5. Get Push ID Info Test
This test measures the time required for threads to retrieve Push ID information from validator nodes for a given blockchain address, simulating a typical query load where users request mappings of Push IDs. The process involves the following steps:
- The validator node identifies the shard corresponding to the requested address or Push ID.
- It then queries the storage nodes responsible for that shard to fetch the required data.
As with other tests, the number of storage nodes remains constant, which impacts performance at higher thread counts.
Threads | Configuration 1 | Configuration 2 | Configuration 3 |
---|---|---|---|
10 | 1589.68 ms | 1180.90 ms | 1062.32 ms |
50 | 1551.96 ms | 1924.95 ms | 1139.00 ms |
100 | 3168.10 ms | 2280.93 ms | 2784.76 ms |
250 | 6141.76 ms | 5376.59 ms | 5170.25 ms |
500 | 13462.41 ms | 10437.36 ms | 8337.95 ms |
1000 | 23817.09 ms | 18082.24 ms | 15132.23 ms |
2000 | 59157.55 ms | 42868.81 ms | 35978.39 ms |
5000 | Errored Out | 104845.75 ms | 77467.87 ms |
10000 | Errored Out | Errored Out | Errored Out |
Observations:
- As the number of validator nodes increases, the load on each individual vnode decreases, improving performance in Configuration 3, especially under moderate thread counts (e.g., 50–500).
- At higher thread counts (e.g., 1000 or more), the dependency on storage nodes becomes the primary bottleneck, leading to errors or significantly increased retrieval times. Increasing the number of storage nodes would help alleviate these limitations at scale.
- Configuration 3 consistently shows the best results at all thread counts before errors occur, showcasing the benefits of distributing the load across more validator nodes.
Conclusions
- Scalability: As the number of nodes increased, the Push Chain Network demonstrated significantly improved scalability, particularly in Configuration 3. This configuration exhibited the best performance across most tests, showcasing the network’s ability to scale efficiently without sacrificing speed. The benefits of dynamic sharding ensured that even as the network grew, the system maintained fast response times, handling multiple concurrent threads effectively.

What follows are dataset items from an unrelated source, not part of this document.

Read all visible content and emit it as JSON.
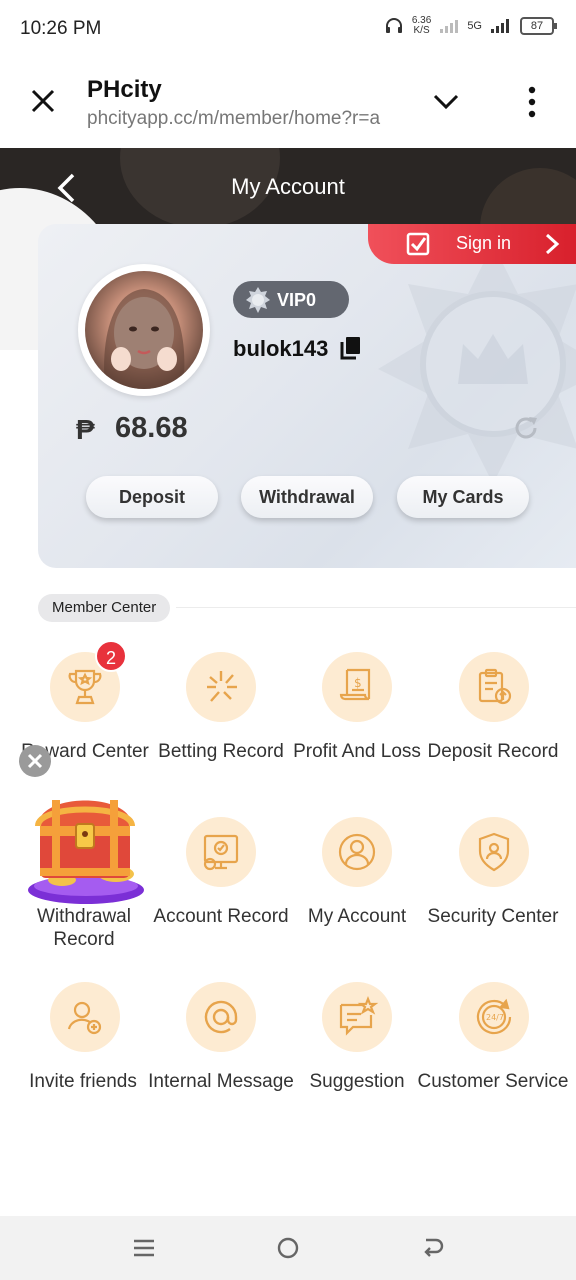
{
  "status": {
    "time": "10:26 PM",
    "speed_value": "6.36",
    "speed_unit": "K/S",
    "network": "5G",
    "battery": "87"
  },
  "browser": {
    "title": "PHcity",
    "url": "phcityapp.cc/m/member/home?r=a"
  },
  "header": {
    "title": "My Account"
  },
  "account": {
    "sign_in_label": "Sign in",
    "vip_label": "VIP0",
    "username": "bulok143",
    "currency_symbol": "₱",
    "balance": "68.68",
    "buttons": {
      "deposit": "Deposit",
      "withdrawal": "Withdrawal",
      "my_cards": "My Cards"
    }
  },
  "member_center": {
    "title": "Member Center",
    "items": [
      {
        "label": "Reward Center",
        "icon": "trophy-icon",
        "badge": "2"
      },
      {
        "label": "Betting Record",
        "icon": "betting-star-icon"
      },
      {
        "label": "Profit And Loss",
        "icon": "receipt-dollar-icon"
      },
      {
        "label": "Deposit Record",
        "icon": "clipboard-upload-icon"
      },
      {
        "label": "Withdrawal Record",
        "icon": "treasure-chest-icon"
      },
      {
        "label": "Account Record",
        "icon": "monitor-chart-icon"
      },
      {
        "label": "My Account",
        "icon": "user-circle-icon"
      },
      {
        "label": "Security Center",
        "icon": "shield-user-icon"
      },
      {
        "label": "Invite friends",
        "icon": "user-plus-icon"
      },
      {
        "label": "Internal Message",
        "icon": "at-sign-icon"
      },
      {
        "label": "Suggestion",
        "icon": "chat-star-icon"
      },
      {
        "label": "Customer Service",
        "icon": "clock-247-icon"
      }
    ]
  },
  "colors": {
    "accent_red": "#e8323c",
    "icon_bg": "#fdebd2",
    "icon_stroke": "#e7a44c",
    "header_dark": "#2a2624"
  }
}
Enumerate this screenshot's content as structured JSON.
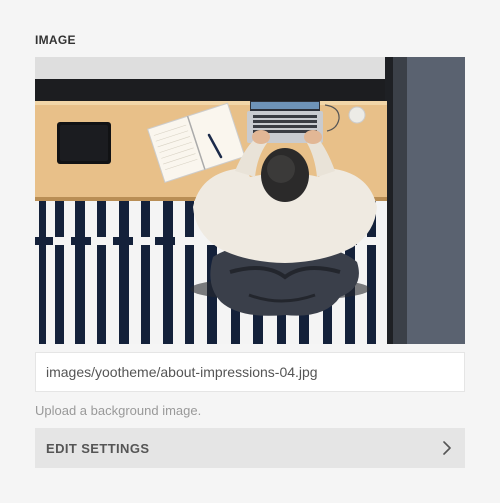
{
  "section": {
    "title": "IMAGE"
  },
  "image": {
    "alt": "Person working at a laptop on a wooden desk, seen from above",
    "path": "images/yootheme/about-impressions-04.jpg"
  },
  "help_text": "Upload a background image.",
  "edit_settings": {
    "label": "EDIT SETTINGS",
    "icon": "chevron-right-icon"
  },
  "colors": {
    "background": "#f5f5f5",
    "field_background": "#ffffff",
    "button_background": "#e5e5e5",
    "desk": "#e8c089",
    "rug_dark": "#14213a"
  }
}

- Performance Bottlenecks: While performance remained strong as the node count grew, the network did experience timeouts and errors at higher thread counts. This indicates that, although the system can scale, there are throughput limits at extreme loads. However, Configuration 3 was able to handle a larger volume of requests compared to smaller configurations, validating the advantages of scaling up the number of validator nodes. Given that the goal of the Push Chain Network is to scale up to 100,000 validator nodes, the throughput limits observed at high thread counts are just the beginning. As the network grows, these limits would become significantly larger, making the network capable of handling a vastly higher volume of requests.

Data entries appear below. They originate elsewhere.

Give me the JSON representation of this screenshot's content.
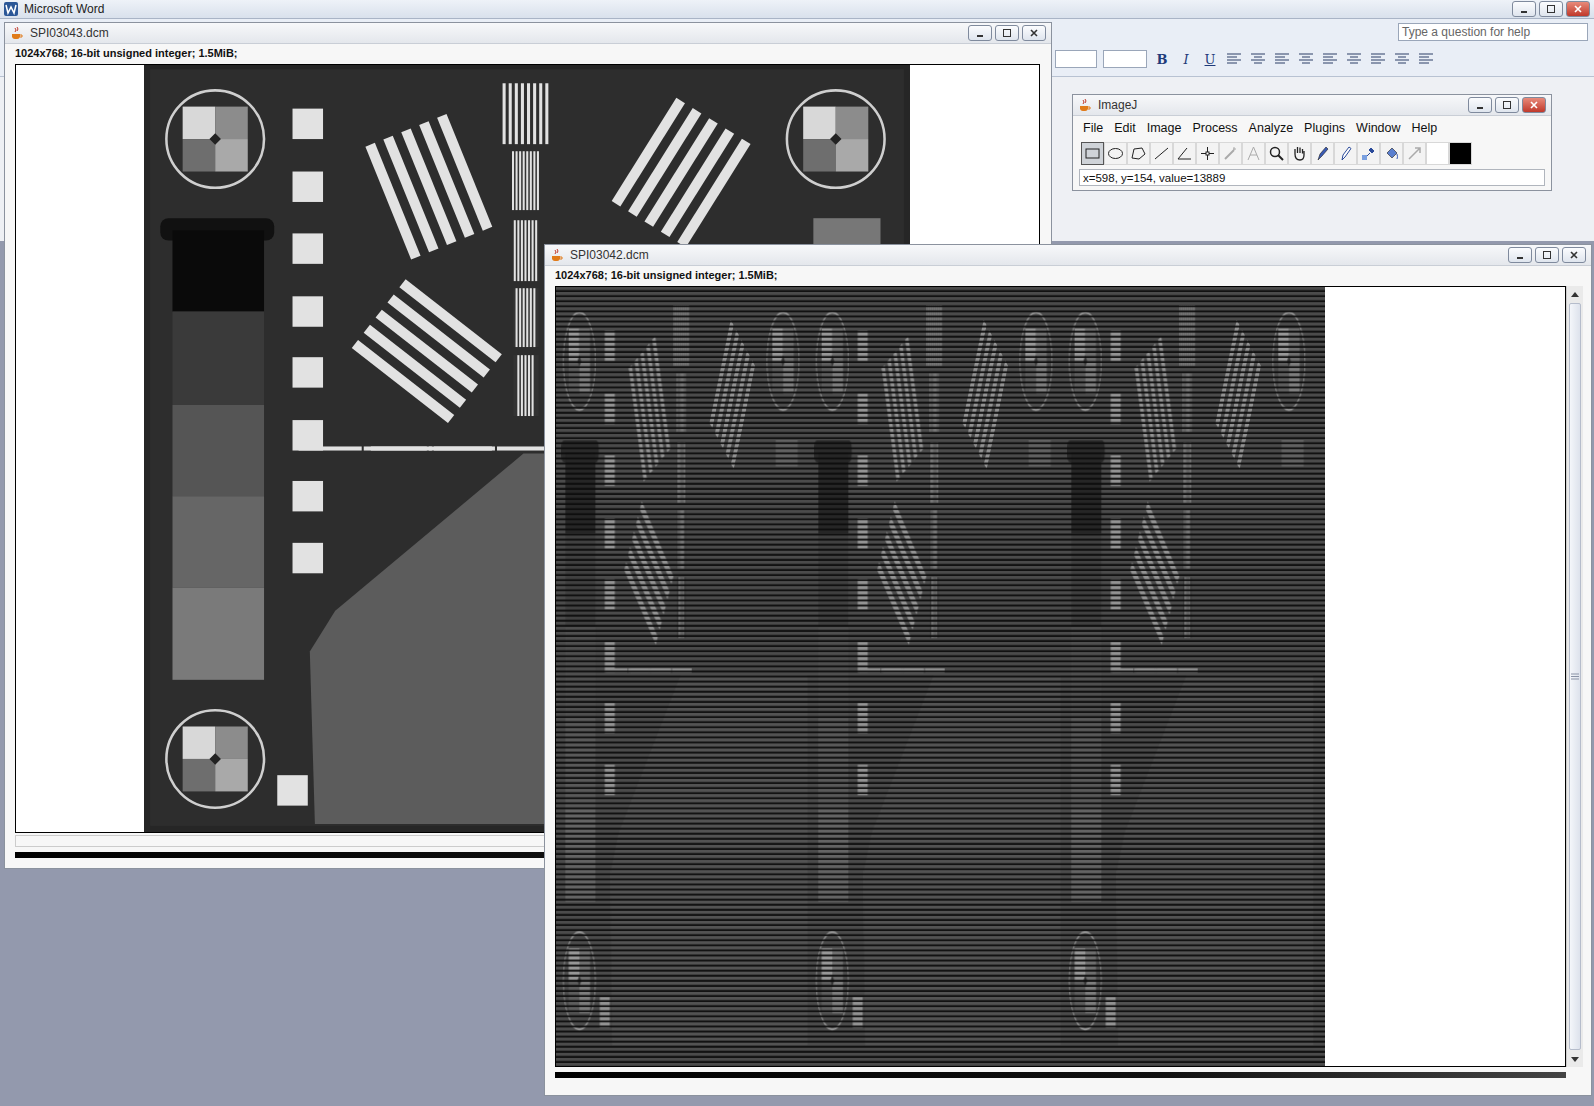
{
  "word": {
    "title": "Microsoft Word",
    "help_placeholder": "Type a question for help",
    "format_buttons": [
      "B",
      "I",
      "U"
    ]
  },
  "imagej": {
    "title": "ImageJ",
    "menu": [
      "File",
      "Edit",
      "Image",
      "Process",
      "Analyze",
      "Plugins",
      "Window",
      "Help"
    ],
    "tools": [
      {
        "kind": "rectangle",
        "selected": true,
        "disabled": false
      },
      {
        "kind": "oval",
        "selected": false,
        "disabled": false
      },
      {
        "kind": "polygon",
        "selected": false,
        "disabled": false
      },
      {
        "kind": "line",
        "selected": false,
        "disabled": false
      },
      {
        "kind": "angle",
        "selected": false,
        "disabled": false
      },
      {
        "kind": "point",
        "selected": false,
        "disabled": false
      },
      {
        "kind": "wand",
        "selected": false,
        "disabled": true
      },
      {
        "kind": "text",
        "selected": false,
        "disabled": true
      },
      {
        "kind": "magnifier",
        "selected": false,
        "disabled": false
      },
      {
        "kind": "hand",
        "selected": false,
        "disabled": false
      },
      {
        "kind": "pen",
        "selected": false,
        "disabled": false
      },
      {
        "kind": "pencil",
        "selected": false,
        "disabled": false
      },
      {
        "kind": "dropper",
        "selected": false,
        "disabled": false
      },
      {
        "kind": "fill",
        "selected": false,
        "disabled": false
      },
      {
        "kind": "arrow",
        "selected": false,
        "disabled": true
      },
      {
        "kind": "color",
        "selected": false,
        "disabled": false,
        "color": "#ffffff"
      },
      {
        "kind": "color",
        "selected": false,
        "disabled": false,
        "color": "#000000"
      }
    ],
    "status": "x=598, y=154, value=13889"
  },
  "images": [
    {
      "title": "SPI03043.dcm",
      "info": "1024x768; 16-bit unsigned integer; 1.5MiB;",
      "kind": "phantom"
    },
    {
      "title": "SPI03042.dcm",
      "info": "1024x768; 16-bit unsigned integer; 1.5MiB;",
      "kind": "striped"
    }
  ]
}
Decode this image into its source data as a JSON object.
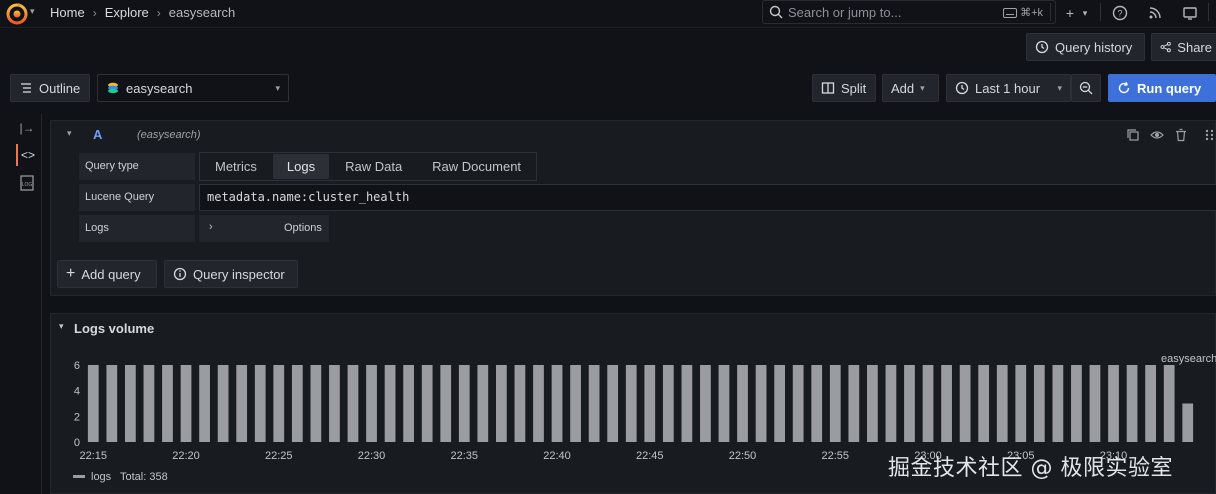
{
  "breadcrumb": {
    "home": "Home",
    "explore": "Explore",
    "current": "easysearch"
  },
  "search": {
    "placeholder": "Search or jump to...",
    "shortcut": "⌘+k"
  },
  "toolbar2": {
    "query_history": "Query history",
    "share": "Share"
  },
  "toolbar3": {
    "outline": "Outline",
    "datasource": "easysearch",
    "split": "Split",
    "add": "Add",
    "time_range": "Last 1 hour",
    "run_query": "Run query"
  },
  "query": {
    "ref_id": "A",
    "datasource_hint": "(easysearch)",
    "query_type_label": "Query type",
    "tabs": [
      "Metrics",
      "Logs",
      "Raw Data",
      "Raw Document"
    ],
    "active_tab": "Logs",
    "lucene_label": "Lucene Query",
    "lucene_value": "metadata.name:cluster_health",
    "logs_label": "Logs",
    "options_label": "Options",
    "add_query": "Add query",
    "query_inspector": "Query inspector"
  },
  "logs_volume": {
    "title": "Logs volume",
    "legend_label": "logs",
    "legend_total": "Total: 358"
  },
  "chart_data": {
    "type": "bar",
    "series": [
      {
        "name": "easysearch",
        "values": [
          6,
          6,
          6,
          6,
          6,
          6,
          6,
          6,
          6,
          6,
          6,
          6,
          6,
          6,
          6,
          6,
          6,
          6,
          6,
          6,
          6,
          6,
          6,
          6,
          6,
          6,
          6,
          6,
          6,
          6,
          6,
          6,
          6,
          6,
          6,
          6,
          6,
          6,
          6,
          6,
          6,
          6,
          6,
          6,
          6,
          6,
          6,
          6,
          6,
          6,
          6,
          6,
          6,
          6,
          6,
          6,
          6,
          6,
          6,
          3
        ]
      }
    ],
    "yticks": [
      0,
      2,
      4,
      6
    ],
    "ylim": [
      0,
      6
    ],
    "xticks": [
      "22:15",
      "22:20",
      "22:25",
      "22:30",
      "22:35",
      "22:40",
      "22:45",
      "22:50",
      "22:55",
      "23:00",
      "23:05",
      "23:10"
    ],
    "legend": "bottom-left",
    "colors": {
      "bar": "#9b9ca1"
    }
  },
  "watermark": "掘金技术社区 @ 极限实验室",
  "colors": {
    "run_query_bg": "#3d71d9",
    "accent": "#f2754b"
  },
  "icons": [
    "grafana-logo-icon",
    "search-icon",
    "keyboard-icon",
    "plus-icon",
    "help-icon",
    "rss-icon",
    "monitor-icon",
    "history-icon",
    "share-icon",
    "outline-icon",
    "datasource-icon",
    "split-icon",
    "clock-icon",
    "zoom-out-icon",
    "refresh-icon",
    "collapse-icon",
    "code-icon",
    "logs-icon",
    "copy-icon",
    "eye-icon",
    "trash-icon",
    "drag-icon",
    "info-icon"
  ]
}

- Real-World Application: The results illustrate how the Push Chain Network becomes more scalable as nodes are added, making it a robust solution for future consumer-centric applications where network demands will increase.

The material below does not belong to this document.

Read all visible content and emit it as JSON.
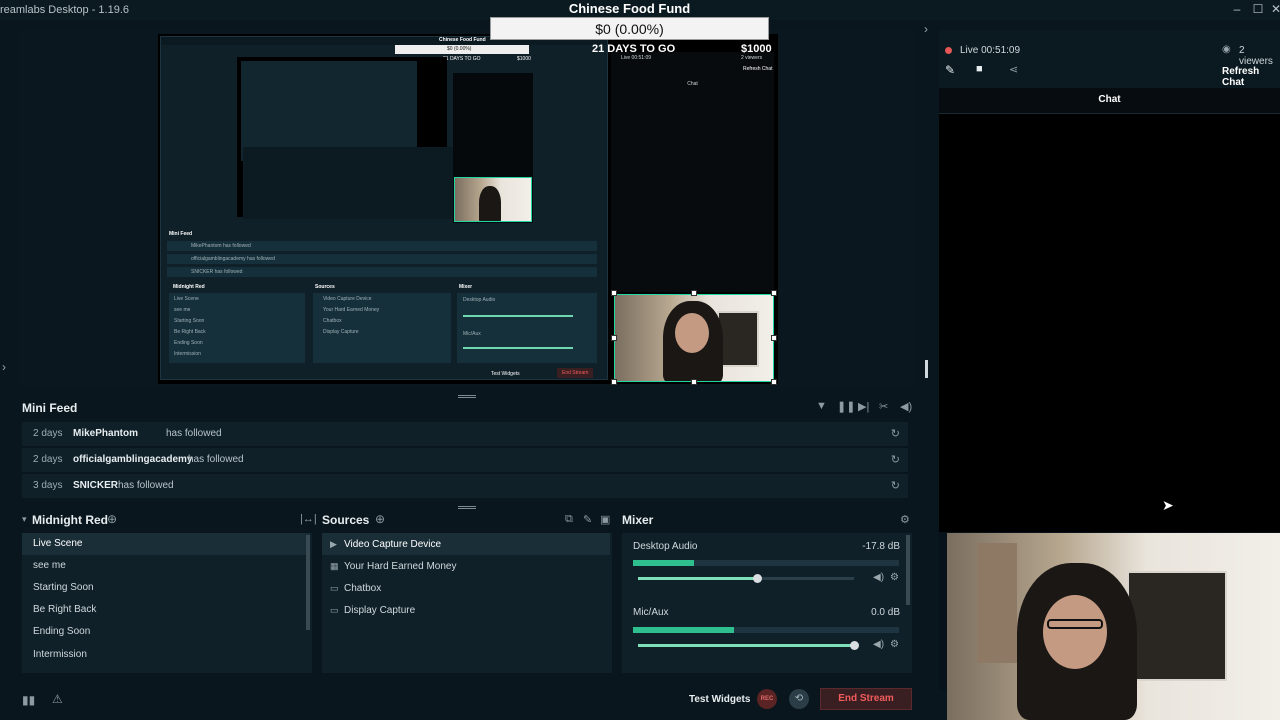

These benchmarks offer valuable insights into the scaling behaviour of the Push Chain Network, demonstrating its readiness to support growing adoption and demanding workloads. Moving forward, continued optimizations in areas like transaction propagation, parallel processing, and sharding will further enhance the network’s performance, enabling it to handle even higher loads.